Since the first-place win in April and after a name change, from Microbial Scale Solutions to the more compelling Acillix Incorporated, I think we’ve made significant progress. I’ve been working hard to get the company up and running by performing proof-of-concept tests, building first prototypes, developing initial sales, establishing markets, pursuing long-term funding opportunities, and broadening the company network of business, scientific, and academic advisors and partners.

What are some of the differences between being a graduate student and being an entrepreneur?

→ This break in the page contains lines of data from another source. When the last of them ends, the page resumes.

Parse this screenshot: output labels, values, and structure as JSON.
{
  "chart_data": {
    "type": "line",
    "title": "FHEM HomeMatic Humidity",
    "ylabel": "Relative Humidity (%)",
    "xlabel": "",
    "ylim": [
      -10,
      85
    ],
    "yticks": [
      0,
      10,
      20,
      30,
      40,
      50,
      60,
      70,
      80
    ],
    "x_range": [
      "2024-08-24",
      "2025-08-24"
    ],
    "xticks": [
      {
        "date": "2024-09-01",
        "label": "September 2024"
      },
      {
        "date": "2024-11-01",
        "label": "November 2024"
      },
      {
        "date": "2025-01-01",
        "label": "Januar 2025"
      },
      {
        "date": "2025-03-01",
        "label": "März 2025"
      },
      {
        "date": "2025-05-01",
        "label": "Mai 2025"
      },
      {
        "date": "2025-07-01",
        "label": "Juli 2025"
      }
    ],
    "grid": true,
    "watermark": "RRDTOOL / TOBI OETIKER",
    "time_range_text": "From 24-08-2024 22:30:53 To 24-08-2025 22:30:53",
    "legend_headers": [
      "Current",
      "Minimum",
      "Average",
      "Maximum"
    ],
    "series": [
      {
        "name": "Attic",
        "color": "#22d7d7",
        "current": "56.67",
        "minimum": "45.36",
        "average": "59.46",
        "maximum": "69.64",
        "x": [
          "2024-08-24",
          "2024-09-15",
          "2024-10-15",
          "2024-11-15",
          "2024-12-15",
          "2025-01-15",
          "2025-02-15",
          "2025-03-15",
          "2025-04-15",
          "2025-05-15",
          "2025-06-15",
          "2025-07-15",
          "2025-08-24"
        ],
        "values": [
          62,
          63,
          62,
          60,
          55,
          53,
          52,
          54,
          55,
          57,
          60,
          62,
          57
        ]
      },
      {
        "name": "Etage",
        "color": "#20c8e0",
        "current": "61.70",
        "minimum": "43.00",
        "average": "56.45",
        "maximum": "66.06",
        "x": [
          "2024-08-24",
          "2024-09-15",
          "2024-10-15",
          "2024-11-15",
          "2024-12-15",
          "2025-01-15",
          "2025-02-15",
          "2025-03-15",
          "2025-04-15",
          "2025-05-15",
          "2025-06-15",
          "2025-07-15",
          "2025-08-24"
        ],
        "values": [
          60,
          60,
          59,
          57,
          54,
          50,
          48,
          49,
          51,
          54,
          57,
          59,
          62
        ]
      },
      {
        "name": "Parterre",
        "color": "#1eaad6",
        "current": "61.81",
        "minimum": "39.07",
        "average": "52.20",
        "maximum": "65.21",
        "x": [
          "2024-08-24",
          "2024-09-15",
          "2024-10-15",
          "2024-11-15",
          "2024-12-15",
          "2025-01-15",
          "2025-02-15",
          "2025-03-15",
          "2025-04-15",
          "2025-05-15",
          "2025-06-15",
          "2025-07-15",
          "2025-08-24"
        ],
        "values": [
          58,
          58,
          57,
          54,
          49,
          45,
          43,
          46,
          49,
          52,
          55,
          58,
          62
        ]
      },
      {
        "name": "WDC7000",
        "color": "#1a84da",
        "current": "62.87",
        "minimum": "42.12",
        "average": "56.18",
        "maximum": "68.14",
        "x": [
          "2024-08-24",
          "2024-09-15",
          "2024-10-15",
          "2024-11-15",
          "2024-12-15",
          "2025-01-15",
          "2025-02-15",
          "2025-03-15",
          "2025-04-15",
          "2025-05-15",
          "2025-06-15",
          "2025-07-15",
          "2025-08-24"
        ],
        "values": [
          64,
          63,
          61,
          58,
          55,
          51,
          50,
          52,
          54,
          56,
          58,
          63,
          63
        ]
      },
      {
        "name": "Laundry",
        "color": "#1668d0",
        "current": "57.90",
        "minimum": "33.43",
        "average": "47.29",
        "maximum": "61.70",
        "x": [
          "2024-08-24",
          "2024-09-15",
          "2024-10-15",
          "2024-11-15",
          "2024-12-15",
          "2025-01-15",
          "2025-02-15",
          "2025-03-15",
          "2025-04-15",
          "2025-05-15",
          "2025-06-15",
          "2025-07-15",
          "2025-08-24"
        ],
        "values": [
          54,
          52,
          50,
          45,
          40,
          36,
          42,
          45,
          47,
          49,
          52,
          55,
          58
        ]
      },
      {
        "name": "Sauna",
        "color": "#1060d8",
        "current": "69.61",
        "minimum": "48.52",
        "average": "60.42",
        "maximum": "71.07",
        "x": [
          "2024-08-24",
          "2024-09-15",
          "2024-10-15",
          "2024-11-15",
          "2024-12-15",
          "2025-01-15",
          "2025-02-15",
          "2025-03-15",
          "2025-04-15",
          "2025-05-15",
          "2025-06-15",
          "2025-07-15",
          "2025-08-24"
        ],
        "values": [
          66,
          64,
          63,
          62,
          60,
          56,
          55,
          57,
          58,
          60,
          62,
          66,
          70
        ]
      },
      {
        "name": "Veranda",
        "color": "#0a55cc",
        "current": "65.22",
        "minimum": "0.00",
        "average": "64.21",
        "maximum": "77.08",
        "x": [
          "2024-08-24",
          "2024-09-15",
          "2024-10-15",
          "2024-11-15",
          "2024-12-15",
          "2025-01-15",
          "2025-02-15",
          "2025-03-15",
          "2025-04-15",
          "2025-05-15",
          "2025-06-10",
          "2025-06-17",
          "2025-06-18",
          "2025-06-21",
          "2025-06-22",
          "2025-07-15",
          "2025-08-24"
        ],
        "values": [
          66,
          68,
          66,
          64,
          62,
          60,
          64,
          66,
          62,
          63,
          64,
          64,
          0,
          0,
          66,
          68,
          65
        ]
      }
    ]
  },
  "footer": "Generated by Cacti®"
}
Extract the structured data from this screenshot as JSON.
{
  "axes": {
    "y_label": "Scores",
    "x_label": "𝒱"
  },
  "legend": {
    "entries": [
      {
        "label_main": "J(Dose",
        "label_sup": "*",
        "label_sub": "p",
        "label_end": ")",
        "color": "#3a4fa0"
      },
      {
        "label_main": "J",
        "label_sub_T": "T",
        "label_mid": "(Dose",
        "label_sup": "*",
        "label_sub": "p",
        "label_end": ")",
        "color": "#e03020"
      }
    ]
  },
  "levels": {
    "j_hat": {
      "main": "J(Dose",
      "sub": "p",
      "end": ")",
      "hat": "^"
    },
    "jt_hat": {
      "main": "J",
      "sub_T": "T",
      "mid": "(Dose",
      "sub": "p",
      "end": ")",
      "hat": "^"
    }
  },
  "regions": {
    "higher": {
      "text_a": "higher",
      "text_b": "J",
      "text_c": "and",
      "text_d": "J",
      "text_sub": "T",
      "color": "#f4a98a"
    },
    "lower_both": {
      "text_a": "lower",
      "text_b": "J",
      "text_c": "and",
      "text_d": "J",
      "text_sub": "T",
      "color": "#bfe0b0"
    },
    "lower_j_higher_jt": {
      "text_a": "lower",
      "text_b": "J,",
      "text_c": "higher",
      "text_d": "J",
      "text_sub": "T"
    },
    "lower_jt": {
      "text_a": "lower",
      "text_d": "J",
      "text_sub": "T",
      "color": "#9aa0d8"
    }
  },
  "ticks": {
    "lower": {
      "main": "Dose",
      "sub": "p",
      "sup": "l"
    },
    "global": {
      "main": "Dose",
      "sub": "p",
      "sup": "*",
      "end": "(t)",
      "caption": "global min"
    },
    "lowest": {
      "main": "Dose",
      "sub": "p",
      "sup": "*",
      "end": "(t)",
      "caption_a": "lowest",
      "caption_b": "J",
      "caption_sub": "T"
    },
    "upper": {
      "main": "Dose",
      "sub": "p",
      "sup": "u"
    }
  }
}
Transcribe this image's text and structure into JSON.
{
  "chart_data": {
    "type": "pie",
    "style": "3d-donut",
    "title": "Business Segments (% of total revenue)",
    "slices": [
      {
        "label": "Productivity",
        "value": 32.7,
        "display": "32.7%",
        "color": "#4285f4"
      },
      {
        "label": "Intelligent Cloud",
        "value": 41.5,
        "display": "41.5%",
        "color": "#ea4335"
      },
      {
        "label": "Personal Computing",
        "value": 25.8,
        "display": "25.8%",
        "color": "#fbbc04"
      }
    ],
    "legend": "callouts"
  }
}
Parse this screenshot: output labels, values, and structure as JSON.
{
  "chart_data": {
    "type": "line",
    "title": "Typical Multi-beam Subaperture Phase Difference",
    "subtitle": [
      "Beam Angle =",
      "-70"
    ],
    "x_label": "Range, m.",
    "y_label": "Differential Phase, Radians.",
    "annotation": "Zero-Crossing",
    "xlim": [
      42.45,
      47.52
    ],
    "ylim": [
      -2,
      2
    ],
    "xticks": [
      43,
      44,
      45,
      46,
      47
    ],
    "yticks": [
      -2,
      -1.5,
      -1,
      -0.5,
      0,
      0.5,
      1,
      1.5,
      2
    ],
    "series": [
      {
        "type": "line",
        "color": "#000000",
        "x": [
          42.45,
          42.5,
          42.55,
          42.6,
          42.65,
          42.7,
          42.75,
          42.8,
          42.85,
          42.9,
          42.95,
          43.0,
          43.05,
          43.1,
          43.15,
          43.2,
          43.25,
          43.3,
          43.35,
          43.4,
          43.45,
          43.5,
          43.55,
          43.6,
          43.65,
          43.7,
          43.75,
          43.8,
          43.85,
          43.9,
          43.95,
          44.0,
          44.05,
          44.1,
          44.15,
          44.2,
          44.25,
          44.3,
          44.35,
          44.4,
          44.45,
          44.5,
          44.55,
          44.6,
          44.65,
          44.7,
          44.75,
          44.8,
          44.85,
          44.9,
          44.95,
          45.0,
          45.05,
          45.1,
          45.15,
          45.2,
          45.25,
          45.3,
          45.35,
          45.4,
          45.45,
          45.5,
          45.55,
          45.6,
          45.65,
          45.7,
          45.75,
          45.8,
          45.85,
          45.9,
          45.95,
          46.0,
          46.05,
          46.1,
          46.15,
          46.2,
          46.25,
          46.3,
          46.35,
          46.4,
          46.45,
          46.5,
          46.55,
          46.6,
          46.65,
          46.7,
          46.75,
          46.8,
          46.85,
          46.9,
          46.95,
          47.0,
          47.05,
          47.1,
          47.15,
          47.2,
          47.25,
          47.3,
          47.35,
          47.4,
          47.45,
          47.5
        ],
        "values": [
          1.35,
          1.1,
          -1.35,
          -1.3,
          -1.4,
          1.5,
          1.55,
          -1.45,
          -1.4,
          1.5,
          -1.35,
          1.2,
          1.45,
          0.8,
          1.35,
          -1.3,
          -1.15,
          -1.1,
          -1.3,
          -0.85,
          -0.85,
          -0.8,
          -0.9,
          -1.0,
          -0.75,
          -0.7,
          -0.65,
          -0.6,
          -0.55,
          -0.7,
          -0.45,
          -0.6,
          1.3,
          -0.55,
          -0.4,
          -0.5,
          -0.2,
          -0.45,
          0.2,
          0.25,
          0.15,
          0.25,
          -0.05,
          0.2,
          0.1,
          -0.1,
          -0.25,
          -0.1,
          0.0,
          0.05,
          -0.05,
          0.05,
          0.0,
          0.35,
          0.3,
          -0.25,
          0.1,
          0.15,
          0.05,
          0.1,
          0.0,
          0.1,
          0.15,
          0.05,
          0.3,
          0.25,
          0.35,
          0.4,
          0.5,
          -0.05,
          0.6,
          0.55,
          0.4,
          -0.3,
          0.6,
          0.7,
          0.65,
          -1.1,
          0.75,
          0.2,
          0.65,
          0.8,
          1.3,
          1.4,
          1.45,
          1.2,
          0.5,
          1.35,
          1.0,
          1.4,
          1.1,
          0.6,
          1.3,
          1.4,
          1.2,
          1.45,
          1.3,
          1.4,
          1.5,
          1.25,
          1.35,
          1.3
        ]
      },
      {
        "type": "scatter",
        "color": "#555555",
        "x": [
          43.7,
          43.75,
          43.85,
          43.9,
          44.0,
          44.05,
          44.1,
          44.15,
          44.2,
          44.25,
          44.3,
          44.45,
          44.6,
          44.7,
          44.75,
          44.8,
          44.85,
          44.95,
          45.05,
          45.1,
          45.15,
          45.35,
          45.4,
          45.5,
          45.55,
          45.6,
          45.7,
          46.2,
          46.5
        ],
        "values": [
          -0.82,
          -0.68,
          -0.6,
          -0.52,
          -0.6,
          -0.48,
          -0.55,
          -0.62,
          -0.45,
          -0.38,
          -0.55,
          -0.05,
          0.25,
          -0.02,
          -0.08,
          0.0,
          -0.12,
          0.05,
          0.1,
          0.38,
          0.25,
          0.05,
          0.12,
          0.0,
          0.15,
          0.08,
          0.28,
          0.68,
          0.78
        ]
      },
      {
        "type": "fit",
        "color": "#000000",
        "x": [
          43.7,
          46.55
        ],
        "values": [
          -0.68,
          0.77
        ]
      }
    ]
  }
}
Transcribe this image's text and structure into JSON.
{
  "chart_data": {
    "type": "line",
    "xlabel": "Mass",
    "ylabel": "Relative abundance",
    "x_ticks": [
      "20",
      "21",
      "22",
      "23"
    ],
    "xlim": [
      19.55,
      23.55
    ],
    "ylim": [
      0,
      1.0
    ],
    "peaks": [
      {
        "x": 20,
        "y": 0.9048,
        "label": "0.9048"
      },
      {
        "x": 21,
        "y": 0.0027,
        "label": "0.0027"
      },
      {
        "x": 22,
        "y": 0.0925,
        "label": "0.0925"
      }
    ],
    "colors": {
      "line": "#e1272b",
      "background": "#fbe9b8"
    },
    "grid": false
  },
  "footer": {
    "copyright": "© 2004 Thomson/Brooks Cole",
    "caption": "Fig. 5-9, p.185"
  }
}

The most challenging part of going from graduate school into starting a business is making decisions in the face of risk, and managing that risk. When you’re in school you plug through problems and usually there’s a beginning, a middle, and an end to each. You make decisions based on the success of experiments and iterate. Starting Acillix is a dynamic process where I make decisions that may affect the long-term success and viability of the entire company. I don’t know what the outcome will be, but I have to chart the best path I can.

What is a typical day like?

Each day is a completely different set of jobs—performing experiments, refining the business plan, charting a company strategy. I try to meet with everyone I possibly can to see what their insights are. One thing’s for sure: It’s the most challenging and rewarding thing I’ve ever done.